UM Today | School of Social Work

Assistant Professor Dr. Rusty Souleymanov is nationally recognized for his current efforts to provide health care, community-based services and social programs to some of Canada’s most disenfranchised and marginalized communities.

Rusty Suleimanov

Dr. Rusty Souleymanov

Over the past two years, Dr. Souleymanov has received over $1.2 million in grants through multiple grants from the Canadian federal government, the Canadian Institutes of Health Research (CIHR) and the Public Health Agency of Canada (PHAC) to lead his research projects. He The research aims to inform culturally sensitive healthcare and community service models.

Dr. Souleymanov’s goal is not only to prevent health and social disparities, but also to promote the well-being of key populations.

“As a minority in Canada, researching marginalized communities is very personal to me,” said Dr. Souleymanov. “Based on my own life experience and my 12 years as a community HIV and harm reduction researcher in Ontario and Manitoba, my research projects focus on the health and well-being of socially and economically marginalized communities, particularly Focus on the social sciences of harm reduction and infectious diseases.”

“Through my research program, I have had the privilege of working with a variety of key and priority populations, including Aboriginal, Inuit and Métis, Black, African and Caribbean, 2SLGBTQIA+ communities, immigrants and refugees, people who use injections medicines, and people living with HIV and hepatitis C.”

One of his primary research focuses is the critical social sciences of harm reduction and infectious diseases affecting marginalized communities.

“In Canada, we know that these communities are already disproportionately impacted by a variety of health inequalities, including negative sexual and physical health outcomes, mental health outcomes and substance use,” said Dr. Souleymanov. “For example, infectious diseases such as HIV, hepatitis C and COVID-19 are disproportionately present in these communities in Canada.”

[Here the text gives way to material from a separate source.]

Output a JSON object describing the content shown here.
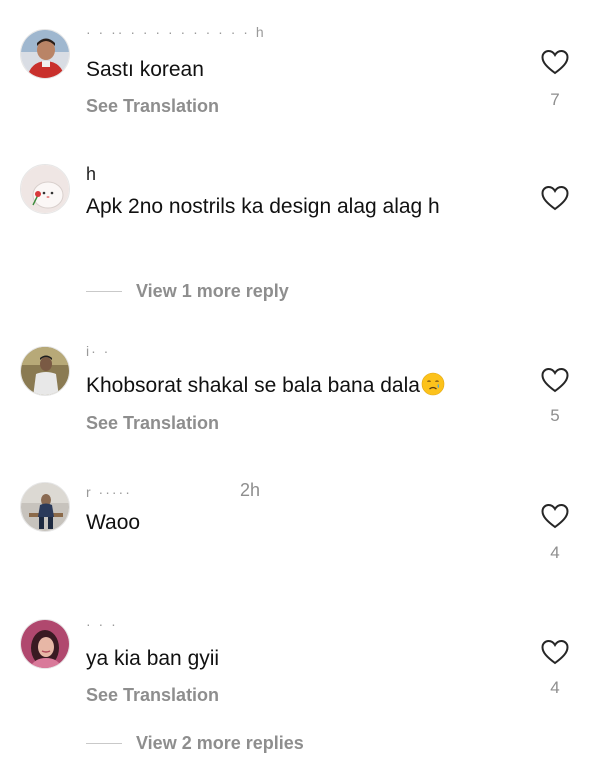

“In order to reverse these health disparities, I use the Village Lab’s learning program ( began focusing on how to ensure access to and access to health care and community services for the most marginalized people in Manitoba. “

In 2021, Dr. Souleymanov will develop a research lab at UM called the Village Lab, an interdisciplinary, community-based research lab in the School of Social Work. The Village Lab aims to conduct rigorous and applied social science and community health research that can be used to prevent a variety of health and social disparities and promote the well-being of Canada’s vulnerable and marginalized populations. Research projects involve community mentoring circles representing the different communities and key/priority populations we work with. In addition to Dr. Souleymanov, the Village Lab team includes an Indigenous elder, a knowledge guardian, people with life experience, graduate and undergraduate students and research assistants, and research and community project coordinators.

May 6thMP, Mental Health and Addiction Minister Carolyn Bennett interviews Dr. Souleymanov to discuss important work done through the Village Lab, including CIHR-funded work to study knowledge gaps related to mental health and substance use impacts in Manitoba Pandemic in Indigenous, Black, 2SLGBTQIA+ and other marginalized communities.

“The research we do in our rural lab helps us develop and advance research on the health and well-being of marginalized communities and gather the evidence needed to influence public health policy or change the health care system in Manitoba,” Dr. Souleymanov said. “Village Lab provides models of health promotion, service delivery and health interventions directly to the diverse communities we serve”.

His work through the Rural Lab is further enhancing community-based research and improving the health of key Canadian populations. The Public Health Agency of Canada recently funded a rural laboratory training program called Investigaytors.

His research program also fosters the development of cross-jurisdictional collaborations and partnerships among key health system stakeholders, including community members, service providers in Manitoba, regional health authorities and policymakers, to better Using research data to develop health services and initiatives for marginalized communities in Manitoba.

“Some of the ways our research is most impactful is on provincial public health policy, including our advocacy for changing provincial HIV prevention drug (pre-exposure prophylaxis/PrEP) coverage and adding it to provincial prescriptions concentrated.”

Dr. Souleymanov continues to make significant contributions to social work policies and services affecting key populations in Manitoba and across Canada.More information can be found about Dr. Souleymanov here.